In her acceptance speech in Washington DC on June 13th, when receiving the Diplomat of the Year Award, Minister Chrystia Freeland said:
“Facts matter. Truth matters. Competence and honesty, among elected leaders and in our public services, matter.”
Truer words were never spoken! However, what really matters to ordinary Canadians is the fact that in this David versus Goliath trade war, Canada is poised to lose. That loss will come as a result of:
- Facts: We are a much smaller economy, with upwards of 60% of our trading relationship tied to the Unites States
- Truth: Canada’s economy isn’t yet firing on all cylinders – unlike that of the United State’s appears to be.
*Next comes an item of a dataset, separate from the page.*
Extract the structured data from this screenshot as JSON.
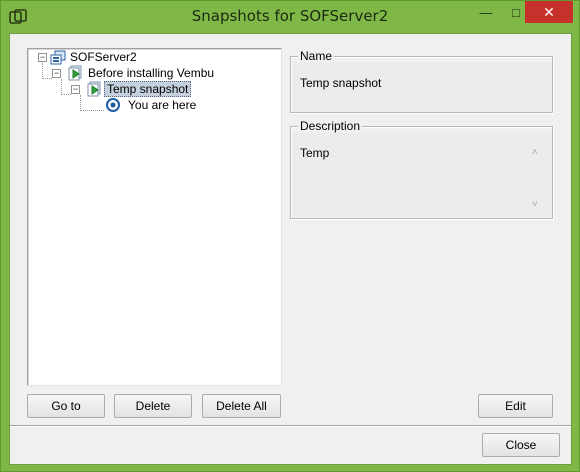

The slightest shock from a trade war could ripple throughout our economy, shredding any green shoots of recovery
- Competence: Recent news that the Canada-EU Trade Agreement (CETA) could be in jeopardy, means that our leaders have not shown any competency in diversifying our economy away from the US.
- Honesty: Every Canadian politician with an audience continues to say: “Honestly, a trade war will hurt US consumers too!”. But if we are being “honest”, we must accept the fact that any trade war with the US “will hurt Canada!”. Period. End of statement!
What matters is the fact that, instead of preparing for a post trade-war economy, most of our efforts are being expended on trying to counter US punches with pin pricks of our own. It’s time for Canadians to realize that we are already in the midst of a trade war that we will likely not survive. Best start preparing for the “day after”.